Redmond could have had every expectation of becoming head of a new Irish government, based in the old Parliament House in College Green. However it was not to be. After the onset of the Great War, principally in the belief that the attained measure of self-government would be granted in full after the war as well as being in a stronger position to stave off a final partition of Northern Ireland, he together with the Irish National Volunteers enthusiastically offered support to Britain's war effort and her commitment under the Triple Entente.

He believed that Germany's military expansion threatened the freedom of peace loving people throughout Europe and that it was Ireland's duty, having been promised freedom, to defend European freedom to the best of her ability. Redmond requested the War Office to allow the formation of a separate Irish Brigade as had been done for the Ulster Volunteers but Britain was reluctant to allow the precedent of Irishmen leading Irishmen, eventually making the gesture of an Irish Division, commanded unlike the Ulster Division, by British officers. His own brother Major Willie Redmond MP., one of four Irish MPs who enlisted in the 16th (Irish) Division, was killed in action in June 1917 in the Messines ridge offensive.

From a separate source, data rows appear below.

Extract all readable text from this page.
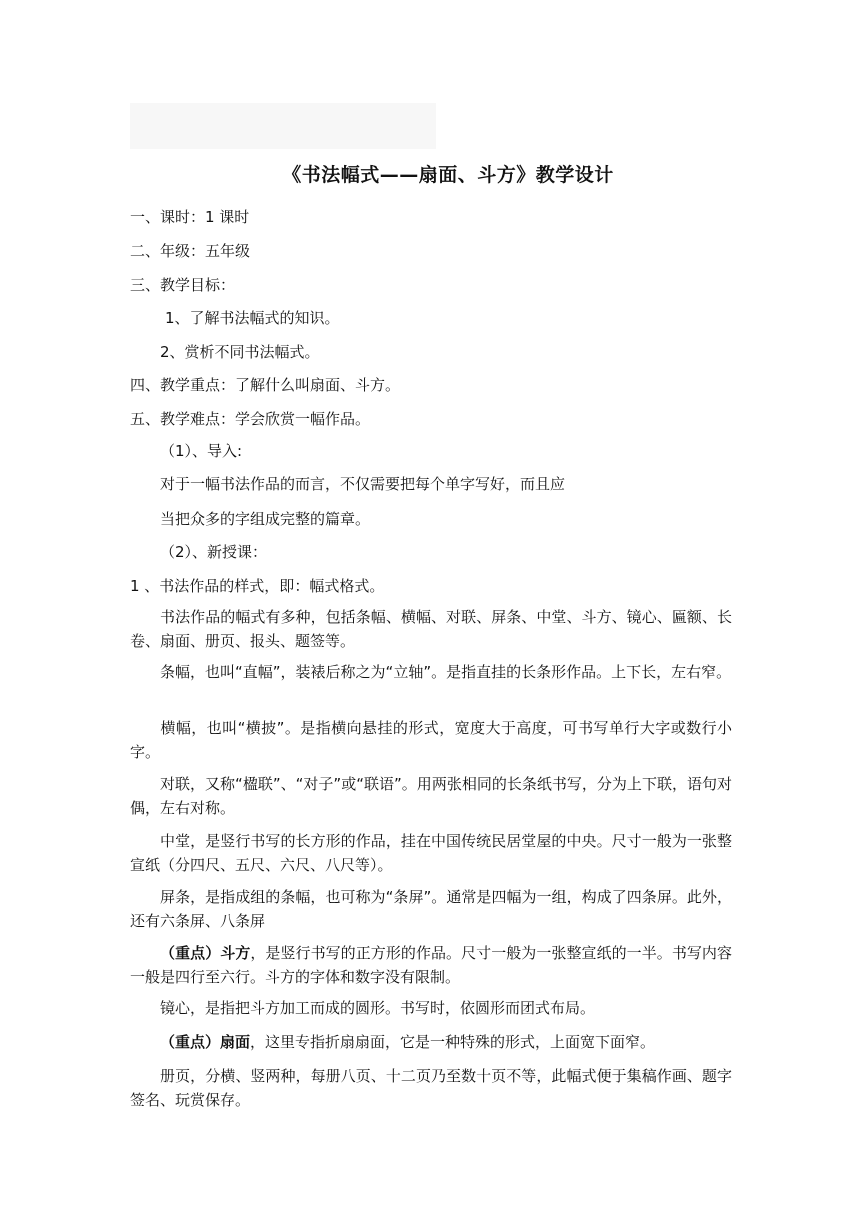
《书法幅式——扇面、斗方》教学设计
一、课时：1 课时
二、年级：五年级
三、教学目标：
1、了解书法幅式的知识。
2、赏析不同书法幅式。
四、教学重点：了解什么叫扇面、斗方。
五、教学难点：学会欣赏一幅作品。
（1）、导入:
对于一幅书法作品的而言，不仅需要把每个单字写好，而且应
当把众多的字组成完整的篇章。
（2）、新授课：
1 、书法作品的样式，即：幅式格式。
书法作品的幅式有多种，包括条幅、横幅、对联、屏条、中堂、斗方、镜心、匾额、长卷、扇面、册页、报头、题签等。
条幅，也叫“直幅”，装裱后称之为“立轴”。是指直挂的长条形作品。上下长，左右窄。
横幅，也叫“横披”。是指横向悬挂的形式，宽度大于高度，可书写单行大字或数行小字。
对联，又称“楹联”、“对子”或“联语”。用两张相同的长条纸书写，分为上下联，语句对偶，左右对称。
中堂，是竖行书写的长方形的作品，挂在中国传统民居堂屋的中央。尺寸一般为一张整宣纸（分四尺、五尺、六尺、八尺等）。
屏条，是指成组的条幅，也可称为“条屏”。通常是四幅为一组，构成了四条屏。此外，还有六条屏、八条屏
（重点）斗方，是竖行书写的正方形的作品。尺寸一般为一张整宣纸的一半。书写内容一般是四行至六行。斗方的字体和数字没有限制。
镜心，是指把斗方加工而成的圆形。书写时，依圆形而团式布局。
（重点）扇面，这里专指折扇扇面，它是一种特殊的形式，上面宽下面窄。
册页，分横、竖两种，每册八页、十二页乃至数十页不等，此幅式便于集稿作画、题字签名、玩赏保存。
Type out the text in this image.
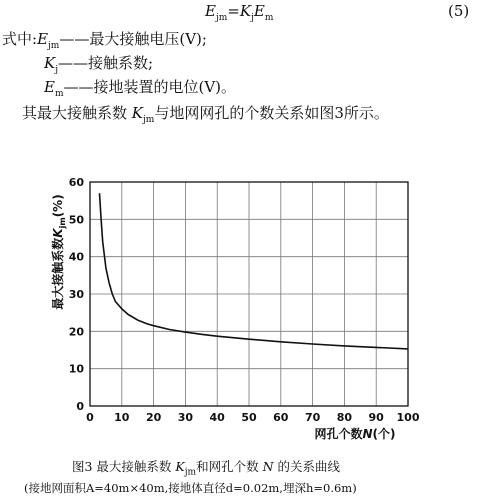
$E_{jm}=K_jE_m$	(5)
式中$:E_{jm}——$最大接触电压(V);
$K_j——$接触系数;
$E_m——$接地装置的电位(V)。
其最大接触系数 $K_{jm}$与地网网孔的个数关系如图3所示。
0 10 20 30 40 50 60 70 80 90 100
0
10
20
30
40
50
60
网孔个数N(个)
最大接触系数$K_{jm}(\%)$
图3 最大接触系数 $K_{jm}$和网孔个数 N 的关系曲线
(接地网面积A=40m×40m,接地体直径d=0.02m,埋深h=0.6m)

However in Easter 1916, a rebellion took place by a small number of republicans, under Pádraig Pearse. Though a military disaster, the Easter Rising helped fuel republican sentiment, particularly when Britain, in a highly misguided act, firstly executed the leaders of the Rising, perceiving them as traitors in war-time, and then after the German Spring Offensive of 1918, desperately attempted to introduce conscription in Ireland. Though large numbers of Irish men had willingly joined up, the likelihood of enforced conscription created a backlash, which although the Irish Party walked out of Westminster in protest and returned to Ireland to organise opposition to the proposal to extend conscription to Ireland, it boosted Sinn Féin, the small separatist party that had played no part in the Rising, but which having been wrongly 'blamed' by Britain and the Irish media, was then taken over by surviving Rising leaders, under Eamon de Valera and the IRB.

In December 1918, Sinn Féin subsequently won the vast majority of seats in the general election, 25 unopposed, leaving the Nationalist Party with only six. In a Declaration Sinn Féin proclaimed an Irish Republic, (abolished again in 1921 under the Anglo-Irish Treaty), with a new parliament, called in the Irish language, Dáil Éireann, that is the Assembly of Ireland.

Redmond, however never lived to see the collapse of the party he had given his life to. He died in March 1918 and was succeeded in the leadership by John Dillon. His home town of Wexford remained a strongly Redmondite area for decades afterwards. A later Irish Taoiseach (prime minister), John Bruton, hung a painting of Redmond, whom he regarded, because of his commitment to non-violence, as his hero, in his office in Ireland's Leinster House Government Buildings.